Original Query:
Declan runs to his foster parents to say he loves them, he’s sorry, and he hopes he’ll make it out of the Federation alive. If he doesn’t than he was either hung for treason or eaten by a loose hellhound. For the beast’s sake, Declan hoped he wouldn’t taste too gamey.
Except the twenty-story perimeter walls stand in his way. Built to keep out the horrors of the Third World War, Declan has no option but to trust the journals left to him by his murdered birth parents. According to them, the walls are nothing more than a government-made cage, there is still life out there, and it’s Declan’s only hope.
Bleeding and in a burning prison, Declan has to trust a gang of misfits and escapes to the sewers. Using a forgotten passage, Declan steps out onto the English countryside, wild and abandoned, with the Federation long behind him. A city in the distance catches his interest and he quickly discovers his parents weren’t that wrong after all. There is life left on the outside, just not the kind of people he was expecting. The city’s vengeful inhabitants, an army of forgotten soldiers, are in the process of waging war and Declan is standing on the wrong side of the battlefield.
Apparently, the Federation walls really were built for protection.
CHILDREN OF THE DAMNED is a complete 75,000-word YA science fiction about adventure, friendship, and self-discovery. It can either stand alone or be the first of one or two more in a series.
And now for the crit. My comments are in purple:
Declan runs (I’m not sure whether this is literal or if you mean that Declan ‘goes’ to his foster parents) to his foster parents to say he loves them, he’s sorry, and he hopes he’ll make it out of the Federation alive Intriguing, but I’m not sure this is enough of a hook. If he doesn’t then he‘ll either be (queries are always in present and sometimes future tense) hung (hanged usually when referring to people but this might be a regional thing) for treason or eaten by a loose hellhound (whoa, what? Federation and treason makes me think sci-fi, but the hellhound part threw me. I think you need to include a little more world-building in this opening paragraph to help orientate us. The where and when is important in genre fiction).
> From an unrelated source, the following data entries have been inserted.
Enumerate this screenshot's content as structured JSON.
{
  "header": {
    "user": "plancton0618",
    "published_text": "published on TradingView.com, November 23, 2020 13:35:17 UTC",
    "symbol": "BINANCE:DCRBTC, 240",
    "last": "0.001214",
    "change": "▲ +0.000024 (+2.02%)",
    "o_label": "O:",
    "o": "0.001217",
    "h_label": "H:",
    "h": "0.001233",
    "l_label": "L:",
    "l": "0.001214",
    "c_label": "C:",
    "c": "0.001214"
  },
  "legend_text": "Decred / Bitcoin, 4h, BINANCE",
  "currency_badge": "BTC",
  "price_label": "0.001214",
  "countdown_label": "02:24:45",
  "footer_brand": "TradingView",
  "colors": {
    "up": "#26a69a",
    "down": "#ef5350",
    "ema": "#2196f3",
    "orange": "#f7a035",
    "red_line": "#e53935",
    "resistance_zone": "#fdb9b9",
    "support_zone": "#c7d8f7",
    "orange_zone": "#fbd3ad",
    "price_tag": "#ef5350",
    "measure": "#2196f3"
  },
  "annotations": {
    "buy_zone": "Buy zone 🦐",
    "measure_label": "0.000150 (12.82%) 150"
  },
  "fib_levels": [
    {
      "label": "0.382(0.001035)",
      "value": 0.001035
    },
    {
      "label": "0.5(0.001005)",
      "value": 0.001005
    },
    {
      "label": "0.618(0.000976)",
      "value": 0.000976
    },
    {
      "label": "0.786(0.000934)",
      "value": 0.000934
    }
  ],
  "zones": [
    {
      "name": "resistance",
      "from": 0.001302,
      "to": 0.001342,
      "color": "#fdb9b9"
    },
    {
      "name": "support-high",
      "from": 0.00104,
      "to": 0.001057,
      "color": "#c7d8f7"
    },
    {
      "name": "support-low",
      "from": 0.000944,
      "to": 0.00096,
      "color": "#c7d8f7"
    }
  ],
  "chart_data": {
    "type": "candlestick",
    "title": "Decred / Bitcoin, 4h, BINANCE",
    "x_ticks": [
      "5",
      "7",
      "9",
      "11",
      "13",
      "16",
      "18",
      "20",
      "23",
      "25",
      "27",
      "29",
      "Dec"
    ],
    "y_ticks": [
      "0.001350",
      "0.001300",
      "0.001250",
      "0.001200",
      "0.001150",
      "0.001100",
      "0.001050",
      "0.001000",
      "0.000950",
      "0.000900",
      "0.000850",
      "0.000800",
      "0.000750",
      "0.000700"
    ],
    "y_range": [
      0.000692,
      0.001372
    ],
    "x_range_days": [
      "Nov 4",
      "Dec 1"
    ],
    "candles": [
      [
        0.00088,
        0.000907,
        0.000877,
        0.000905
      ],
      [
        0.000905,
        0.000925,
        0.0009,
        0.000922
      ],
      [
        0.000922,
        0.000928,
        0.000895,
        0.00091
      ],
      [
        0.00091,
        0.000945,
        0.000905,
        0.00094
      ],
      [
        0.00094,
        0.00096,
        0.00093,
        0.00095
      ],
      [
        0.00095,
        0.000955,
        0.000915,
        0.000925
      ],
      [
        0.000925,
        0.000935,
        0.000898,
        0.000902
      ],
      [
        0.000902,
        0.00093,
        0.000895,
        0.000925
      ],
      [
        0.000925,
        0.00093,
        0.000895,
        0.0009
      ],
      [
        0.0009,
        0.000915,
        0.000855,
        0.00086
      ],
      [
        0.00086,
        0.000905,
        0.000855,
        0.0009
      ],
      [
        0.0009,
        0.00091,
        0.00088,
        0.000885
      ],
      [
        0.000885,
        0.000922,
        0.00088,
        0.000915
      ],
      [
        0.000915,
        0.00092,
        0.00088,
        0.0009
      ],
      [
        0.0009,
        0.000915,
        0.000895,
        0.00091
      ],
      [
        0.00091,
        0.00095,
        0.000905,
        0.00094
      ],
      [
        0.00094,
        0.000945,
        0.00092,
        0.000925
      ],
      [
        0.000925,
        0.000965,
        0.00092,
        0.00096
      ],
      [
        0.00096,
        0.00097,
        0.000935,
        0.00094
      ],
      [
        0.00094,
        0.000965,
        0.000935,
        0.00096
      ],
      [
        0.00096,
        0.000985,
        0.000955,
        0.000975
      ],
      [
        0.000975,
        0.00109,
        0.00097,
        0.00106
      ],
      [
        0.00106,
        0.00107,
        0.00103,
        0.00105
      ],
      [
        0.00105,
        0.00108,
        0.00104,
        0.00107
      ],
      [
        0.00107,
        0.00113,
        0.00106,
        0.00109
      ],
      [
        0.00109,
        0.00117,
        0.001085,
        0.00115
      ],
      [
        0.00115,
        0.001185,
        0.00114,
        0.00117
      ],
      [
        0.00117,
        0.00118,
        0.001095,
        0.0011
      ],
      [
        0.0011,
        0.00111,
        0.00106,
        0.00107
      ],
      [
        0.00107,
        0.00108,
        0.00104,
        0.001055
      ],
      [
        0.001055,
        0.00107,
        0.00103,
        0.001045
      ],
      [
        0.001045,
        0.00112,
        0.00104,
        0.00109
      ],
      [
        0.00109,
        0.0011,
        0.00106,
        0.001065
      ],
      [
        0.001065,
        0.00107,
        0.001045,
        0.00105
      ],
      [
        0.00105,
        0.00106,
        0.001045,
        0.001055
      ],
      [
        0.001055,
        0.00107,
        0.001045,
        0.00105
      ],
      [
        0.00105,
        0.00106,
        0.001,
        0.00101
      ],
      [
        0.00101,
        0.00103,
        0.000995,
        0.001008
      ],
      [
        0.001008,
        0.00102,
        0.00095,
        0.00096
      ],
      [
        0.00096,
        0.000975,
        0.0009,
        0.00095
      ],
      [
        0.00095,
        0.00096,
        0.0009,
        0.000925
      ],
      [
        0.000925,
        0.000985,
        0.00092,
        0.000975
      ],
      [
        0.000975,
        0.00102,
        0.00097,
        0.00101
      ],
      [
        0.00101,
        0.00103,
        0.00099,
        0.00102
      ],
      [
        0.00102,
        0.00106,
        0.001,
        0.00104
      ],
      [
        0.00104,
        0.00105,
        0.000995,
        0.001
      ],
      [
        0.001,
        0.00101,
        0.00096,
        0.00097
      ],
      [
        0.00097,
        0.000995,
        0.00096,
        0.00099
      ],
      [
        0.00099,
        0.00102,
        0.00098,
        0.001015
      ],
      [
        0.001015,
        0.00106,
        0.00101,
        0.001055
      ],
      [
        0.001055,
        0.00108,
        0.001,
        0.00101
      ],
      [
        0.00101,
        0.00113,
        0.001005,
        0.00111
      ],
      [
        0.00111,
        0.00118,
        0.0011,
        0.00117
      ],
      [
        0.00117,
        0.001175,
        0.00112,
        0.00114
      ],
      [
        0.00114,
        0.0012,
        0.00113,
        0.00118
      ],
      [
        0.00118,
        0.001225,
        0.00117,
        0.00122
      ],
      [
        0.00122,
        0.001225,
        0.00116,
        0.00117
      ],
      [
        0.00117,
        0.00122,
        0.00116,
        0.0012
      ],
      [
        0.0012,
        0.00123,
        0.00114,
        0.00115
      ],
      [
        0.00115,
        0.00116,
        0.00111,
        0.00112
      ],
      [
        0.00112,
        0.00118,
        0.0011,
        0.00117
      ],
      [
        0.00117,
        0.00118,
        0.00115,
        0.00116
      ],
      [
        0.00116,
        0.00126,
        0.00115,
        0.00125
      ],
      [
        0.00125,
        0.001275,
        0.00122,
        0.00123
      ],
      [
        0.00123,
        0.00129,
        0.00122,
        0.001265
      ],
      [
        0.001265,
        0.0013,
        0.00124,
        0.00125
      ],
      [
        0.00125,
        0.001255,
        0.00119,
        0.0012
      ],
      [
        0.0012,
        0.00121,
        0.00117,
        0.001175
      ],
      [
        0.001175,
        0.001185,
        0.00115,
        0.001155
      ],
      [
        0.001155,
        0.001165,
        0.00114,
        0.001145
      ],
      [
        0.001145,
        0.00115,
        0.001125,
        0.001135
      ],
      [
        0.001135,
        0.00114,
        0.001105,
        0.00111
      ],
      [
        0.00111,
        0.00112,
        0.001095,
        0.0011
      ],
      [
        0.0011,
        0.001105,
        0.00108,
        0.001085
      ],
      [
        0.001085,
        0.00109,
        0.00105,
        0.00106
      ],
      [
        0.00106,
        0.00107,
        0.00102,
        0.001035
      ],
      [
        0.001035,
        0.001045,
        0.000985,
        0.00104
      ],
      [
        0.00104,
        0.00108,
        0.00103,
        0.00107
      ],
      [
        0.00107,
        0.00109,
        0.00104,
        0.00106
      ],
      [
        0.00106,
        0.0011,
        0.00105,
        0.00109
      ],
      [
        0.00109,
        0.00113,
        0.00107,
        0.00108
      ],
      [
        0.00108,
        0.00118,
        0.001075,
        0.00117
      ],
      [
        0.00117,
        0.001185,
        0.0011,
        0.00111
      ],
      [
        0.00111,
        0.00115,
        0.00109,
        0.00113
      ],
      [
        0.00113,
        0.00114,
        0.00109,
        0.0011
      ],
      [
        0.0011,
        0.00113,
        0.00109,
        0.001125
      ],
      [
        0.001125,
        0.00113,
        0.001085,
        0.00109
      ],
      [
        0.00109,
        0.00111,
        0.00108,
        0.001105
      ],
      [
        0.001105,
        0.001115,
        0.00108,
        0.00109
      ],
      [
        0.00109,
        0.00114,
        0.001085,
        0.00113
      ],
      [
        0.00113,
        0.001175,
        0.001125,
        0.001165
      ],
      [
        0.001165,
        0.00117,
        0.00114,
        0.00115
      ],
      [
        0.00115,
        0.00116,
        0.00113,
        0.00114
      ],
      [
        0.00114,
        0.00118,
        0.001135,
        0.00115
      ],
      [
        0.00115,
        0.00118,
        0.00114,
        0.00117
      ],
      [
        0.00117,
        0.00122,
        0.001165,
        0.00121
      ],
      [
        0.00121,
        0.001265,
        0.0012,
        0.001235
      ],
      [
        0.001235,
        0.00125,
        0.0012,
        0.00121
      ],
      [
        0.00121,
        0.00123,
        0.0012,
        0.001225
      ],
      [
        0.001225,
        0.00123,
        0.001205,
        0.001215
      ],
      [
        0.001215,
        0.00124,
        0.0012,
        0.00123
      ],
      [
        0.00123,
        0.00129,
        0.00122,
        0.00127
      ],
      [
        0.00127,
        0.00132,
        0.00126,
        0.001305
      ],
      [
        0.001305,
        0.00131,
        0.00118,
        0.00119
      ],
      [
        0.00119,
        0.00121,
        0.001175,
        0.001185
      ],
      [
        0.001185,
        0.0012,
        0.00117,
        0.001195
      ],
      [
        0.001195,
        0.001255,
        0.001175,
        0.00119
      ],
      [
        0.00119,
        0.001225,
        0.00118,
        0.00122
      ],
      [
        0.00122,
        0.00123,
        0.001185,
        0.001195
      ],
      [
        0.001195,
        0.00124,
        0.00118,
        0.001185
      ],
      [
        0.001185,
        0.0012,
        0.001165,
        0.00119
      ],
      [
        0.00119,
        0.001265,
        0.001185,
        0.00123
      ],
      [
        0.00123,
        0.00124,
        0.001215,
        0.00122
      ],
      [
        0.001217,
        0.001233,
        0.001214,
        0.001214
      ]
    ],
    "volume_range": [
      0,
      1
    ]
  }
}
For the beast’s sake, Declan hopes he won’t taste too gamey. (This last sentence doesn’t add much at all. Why does Declan even care about the creature that’s about to eat him? This first paragraph hasn’t really captured my attention the way it needs to.)
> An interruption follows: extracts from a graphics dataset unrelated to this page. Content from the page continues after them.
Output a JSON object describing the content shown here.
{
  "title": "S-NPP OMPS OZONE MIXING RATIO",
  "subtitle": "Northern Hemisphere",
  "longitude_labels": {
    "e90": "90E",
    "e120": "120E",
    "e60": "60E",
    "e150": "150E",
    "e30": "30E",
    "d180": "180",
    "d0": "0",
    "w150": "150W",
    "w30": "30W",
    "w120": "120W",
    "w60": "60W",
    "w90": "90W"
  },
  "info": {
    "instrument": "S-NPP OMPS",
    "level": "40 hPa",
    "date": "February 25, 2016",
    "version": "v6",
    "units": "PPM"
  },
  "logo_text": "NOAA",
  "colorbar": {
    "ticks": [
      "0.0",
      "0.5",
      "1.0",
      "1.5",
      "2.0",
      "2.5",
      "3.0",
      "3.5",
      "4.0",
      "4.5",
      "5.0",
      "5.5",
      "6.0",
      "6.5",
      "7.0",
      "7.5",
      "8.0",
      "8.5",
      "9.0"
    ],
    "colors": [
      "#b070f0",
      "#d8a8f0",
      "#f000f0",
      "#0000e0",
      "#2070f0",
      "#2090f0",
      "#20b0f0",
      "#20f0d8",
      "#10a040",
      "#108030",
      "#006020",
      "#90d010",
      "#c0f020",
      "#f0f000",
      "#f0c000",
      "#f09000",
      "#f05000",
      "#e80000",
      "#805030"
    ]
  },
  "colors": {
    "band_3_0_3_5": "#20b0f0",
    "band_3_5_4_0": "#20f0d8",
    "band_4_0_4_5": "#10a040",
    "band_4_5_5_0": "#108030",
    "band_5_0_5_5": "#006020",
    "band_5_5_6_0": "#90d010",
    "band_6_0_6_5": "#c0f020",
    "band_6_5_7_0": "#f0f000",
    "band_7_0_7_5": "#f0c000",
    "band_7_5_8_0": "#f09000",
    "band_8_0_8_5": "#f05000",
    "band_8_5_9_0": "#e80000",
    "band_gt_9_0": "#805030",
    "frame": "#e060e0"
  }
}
Except the twenty-story perimeter walls stand in his way (of making it out alive? That sentence was a long time ago so this ‘except’ is kind of hanging). Built to keep out the horrors of the Third World War, Declan has no option but to trust the journals left to him by his murdered birth parents. According to them, the walls are nothing more than a government-made cage, there is still life out there, and it’s Declan’s only hope. (This would make a great first paragraph if you dropped the ‘except’ from that first sentence. It immediately gives us a sense of the world and that Declan is in trouble. This paragraph makes me want to read more.)
Bleeding and in a burning prison, Declan has to trust a gang of misfits and escapes to the sewers. Using a forgotten passage, Declan steps out onto the English countryside, wild and abandoned, with the Federation long behind him. A city in the distance catches his interest and he quickly discovers his parents weren’t that wrong after all. (This is plot summary and doesn’t belong in a query) There is life left on the outside, just not the kind of people he was expecting. The city’s vengeful inhabitants, an army of forgotten soldiers, are in the process of waging war and Declan is standing on the wrong side of the battlefield.
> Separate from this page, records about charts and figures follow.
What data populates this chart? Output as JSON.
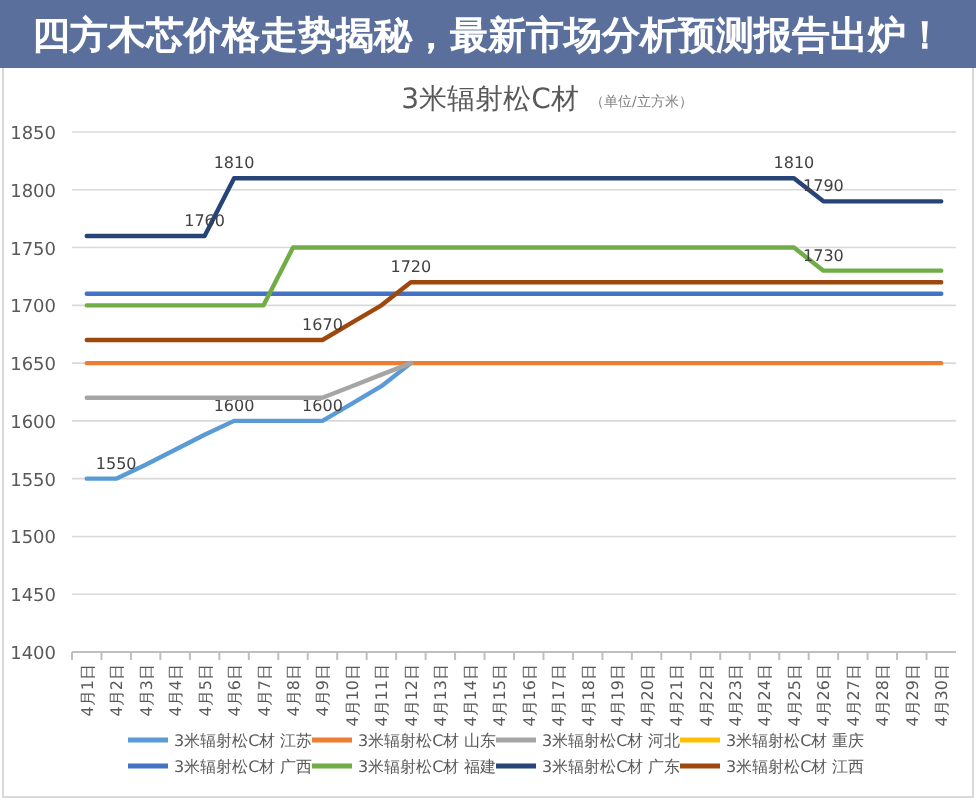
{
  "chart_data": {
    "type": "line",
    "title": "3米辐射松C材",
    "subtitle": "（单位/立方米）",
    "annotations": [
      "四方木芯价格走势揭秘，最新市场分析预测报告出炉！"
    ],
    "categories": [
      "4月1日",
      "4月2日",
      "4月3日",
      "4月4日",
      "4月5日",
      "4月6日",
      "4月7日",
      "4月8日",
      "4月9日",
      "4月10日",
      "4月11日",
      "4月12日",
      "4月13日",
      "4月14日",
      "4月15日",
      "4月16日",
      "4月17日",
      "4月18日",
      "4月19日",
      "4月20日",
      "4月21日",
      "4月22日",
      "4月23日",
      "4月24日",
      "4月25日",
      "4月26日",
      "4月27日",
      "4月28日",
      "4月29日",
      "4月30日"
    ],
    "ylim": [
      1400,
      1850
    ],
    "yticks": [
      1400,
      1450,
      1500,
      1550,
      1600,
      1650,
      1700,
      1750,
      1800,
      1850
    ],
    "grid": "y",
    "legend": "bottom",
    "series": [
      {
        "name": "3米辐射松C材 江苏",
        "color": "#5b9bd5",
        "values": [
          1550,
          1550,
          1562,
          1575,
          1588,
          1600,
          1600,
          1600,
          1600,
          1615,
          1630,
          1650,
          null,
          null,
          null,
          null,
          null,
          null,
          null,
          null,
          null,
          null,
          null,
          null,
          null,
          null,
          null,
          null,
          null,
          null
        ],
        "value_labels": [
          null,
          "1550",
          null,
          null,
          null,
          "1600",
          null,
          null,
          "1600",
          null,
          null,
          null,
          null,
          null,
          null,
          null,
          null,
          null,
          null,
          null,
          null,
          null,
          null,
          null,
          null,
          null,
          null,
          null,
          null,
          null
        ]
      },
      {
        "name": "3米辐射松C材 山东",
        "color": "#ed7d31",
        "values": [
          1650,
          1650,
          1650,
          1650,
          1650,
          1650,
          1650,
          1650,
          1650,
          1650,
          1650,
          1650,
          1650,
          1650,
          1650,
          1650,
          1650,
          1650,
          1650,
          1650,
          1650,
          1650,
          1650,
          1650,
          1650,
          1650,
          1650,
          1650,
          1650,
          1650
        ]
      },
      {
        "name": "3米辐射松C材 河北",
        "color": "#a5a5a5",
        "values": [
          1620,
          1620,
          1620,
          1620,
          1620,
          1620,
          1620,
          1620,
          1620,
          1630,
          1640,
          1650,
          null,
          null,
          null,
          null,
          null,
          null,
          null,
          null,
          null,
          null,
          null,
          null,
          null,
          null,
          null,
          null,
          null,
          null
        ]
      },
      {
        "name": "3米辐射松C材 重庆",
        "color": "#ffc000",
        "values": [
          null,
          null,
          null,
          null,
          null,
          null,
          null,
          null,
          null,
          null,
          null,
          null,
          null,
          null,
          null,
          null,
          null,
          null,
          null,
          null,
          null,
          null,
          null,
          null,
          null,
          null,
          null,
          null,
          null,
          null
        ]
      },
      {
        "name": "3米辐射松C材 广西",
        "color": "#4472c4",
        "values": [
          1710,
          1710,
          1710,
          1710,
          1710,
          1710,
          1710,
          1710,
          1710,
          1710,
          1710,
          1710,
          1710,
          1710,
          1710,
          1710,
          1710,
          1710,
          1710,
          1710,
          1710,
          1710,
          1710,
          1710,
          1710,
          1710,
          1710,
          1710,
          1710,
          1710
        ]
      },
      {
        "name": "3米辐射松C材 福建",
        "color": "#70ad47",
        "values": [
          1700,
          1700,
          1700,
          1700,
          1700,
          1700,
          1700,
          1750,
          1750,
          1750,
          1750,
          1750,
          1750,
          1750,
          1750,
          1750,
          1750,
          1750,
          1750,
          1750,
          1750,
          1750,
          1750,
          1750,
          1750,
          1730,
          1730,
          1730,
          1730,
          1730
        ],
        "value_labels": [
          null,
          null,
          null,
          null,
          null,
          null,
          null,
          null,
          null,
          null,
          null,
          null,
          null,
          null,
          null,
          null,
          null,
          null,
          null,
          null,
          null,
          null,
          null,
          null,
          null,
          "1730",
          null,
          null,
          null,
          null
        ]
      },
      {
        "name": "3米辐射松C材 广东",
        "color": "#264478",
        "values": [
          1760,
          1760,
          1760,
          1760,
          1760,
          1810,
          1810,
          1810,
          1810,
          1810,
          1810,
          1810,
          1810,
          1810,
          1810,
          1810,
          1810,
          1810,
          1810,
          1810,
          1810,
          1810,
          1810,
          1810,
          1810,
          1790,
          1790,
          1790,
          1790,
          1790
        ],
        "value_labels": [
          null,
          null,
          null,
          null,
          "1760",
          "1810",
          null,
          null,
          null,
          null,
          null,
          null,
          null,
          null,
          null,
          null,
          null,
          null,
          null,
          null,
          null,
          null,
          null,
          null,
          "1810",
          "1790",
          null,
          null,
          null,
          null
        ]
      },
      {
        "name": "3米辐射松C材 江西",
        "color": "#9e480e",
        "values": [
          1670,
          1670,
          1670,
          1670,
          1670,
          1670,
          1670,
          1670,
          1670,
          1685,
          1700,
          1720,
          1720,
          1720,
          1720,
          1720,
          1720,
          1720,
          1720,
          1720,
          1720,
          1720,
          1720,
          1720,
          1720,
          1720,
          1720,
          1720,
          1720,
          1720
        ],
        "value_labels": [
          null,
          null,
          null,
          null,
          null,
          null,
          null,
          null,
          "1670",
          null,
          null,
          "1720",
          null,
          null,
          null,
          null,
          null,
          null,
          null,
          null,
          null,
          null,
          null,
          null,
          null,
          null,
          null,
          null,
          null,
          null
        ]
      }
    ]
  }
}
Apparently, the Federation walls really were built for protection. (The final line of a query needs to pack a punch. This doesn’t quite do that. What’s at stake for Declan? How does he know which side he should be on? What happens if he makes the wrong choice?)
Might also be helpful to know how old Declan is – is this for younger YA readers or for more mature readers?
CHILDREN OF THE DAMNED, complete at 75,000-words, is a YA science fiction novel about adventure, friendship, and self-discovery with series potential.
The biggest issue with this query is that it’s bordering more on a synopsis than a blurb. A query shouldn’t give us a breakdown of plot but focus rather on the character, what they want, why it’s difficult to acheive, what’ll happen if they do or don’t, and what vital decision needs to be made, which is what your story is actually all about. I suggest reading the jacket cover blurbs of some of your favourite books to get an idea of how to introduce your character and world without actually getting too much into the plot of the book. I think there is potential here, but your query isn’t quite there yet.